The potential for therapy for Wilson disease (WD) emphasizes the importance of presymptomatic diagnosis in families with WD (WD families).
To investigate the feasibility of presymptomatic DNA diagnosis and evaluate the efficacy of zinc sulfate therapy in WD families.
Seventy-eight clinically unaffected siblings were studied from 51 unrelated WD families that were ascertained by affected individuals. The diagnosis in presymptomatic patients was established by a combination of direct mutational analysis and haplotype analysis with 3 short tandem repeat markers. The presymptomatic patients were treated with 50 mg of elemental zinc sulfate twice a day from the time of molecular diagnosis and followed up for 3 to 5 years.

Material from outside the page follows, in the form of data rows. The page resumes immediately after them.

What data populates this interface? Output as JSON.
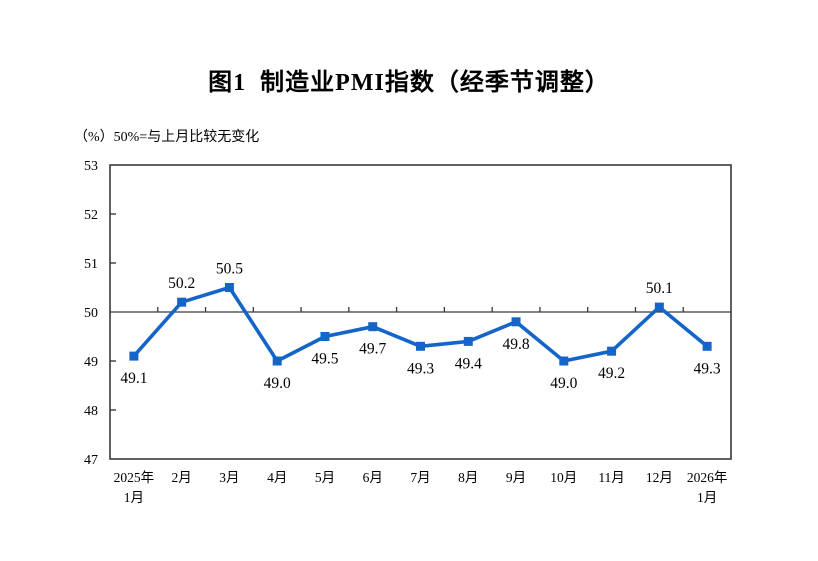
{
  "chart_data": {
    "type": "line",
    "title": "图1  制造业PMI指数（经季节调整）",
    "subtitle": "（%）50%=与上月比较无变化",
    "unit": "%",
    "categories": [
      "2025年\n1月",
      "2月",
      "3月",
      "4月",
      "5月",
      "6月",
      "7月",
      "8月",
      "9月",
      "10月",
      "11月",
      "12月",
      "2026年\n1月"
    ],
    "values": [
      49.1,
      50.2,
      50.5,
      49.0,
      49.5,
      49.7,
      49.3,
      49.4,
      49.8,
      49.0,
      49.2,
      50.1,
      49.3
    ],
    "ylim": [
      47,
      53
    ],
    "ytick_step": 1,
    "yticks": [
      47,
      48,
      49,
      50,
      51,
      52,
      53
    ],
    "reference_line": 50,
    "grid": "off",
    "legend": "none",
    "colors": {
      "line": "#1565C8",
      "marker": "#1565C8",
      "axis": "#3a3a3a",
      "text": "#000000",
      "background": "#ffffff"
    }
  }
}
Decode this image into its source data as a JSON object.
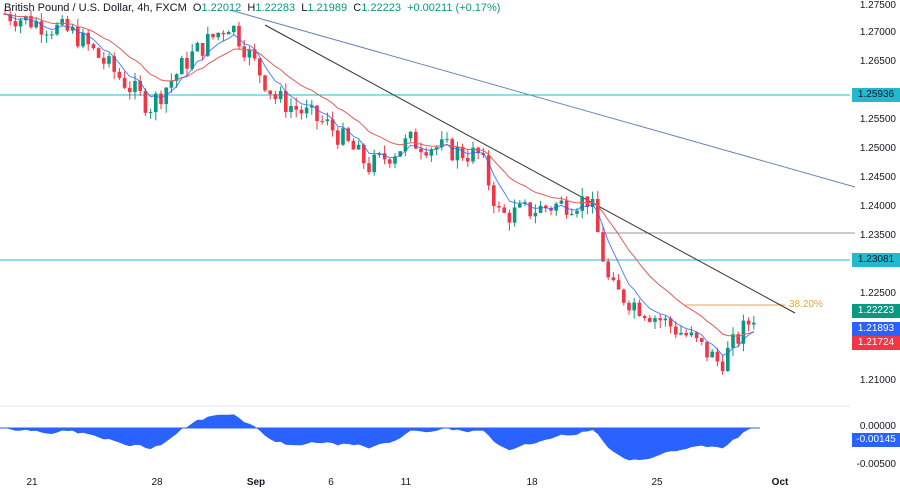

Of the 78 siblings, 17 were diagnosed as presymptomatic patients. Kayser-Fleischer rings were absent in 7 and faint in 4 of the 17 presymptomatic patients. The serum ceruloplasmin values gradually increased and 24-hour urinary copper values gradually diminished during zinc therapy, which indicate effective control of copper metabolism. None of the siblings developed clinical symptoms of WD or adverse effects from zinc therapy.
We conclude that presymptomatic DNA diagnosis and zinc therapy are effective treatment of patients with WD.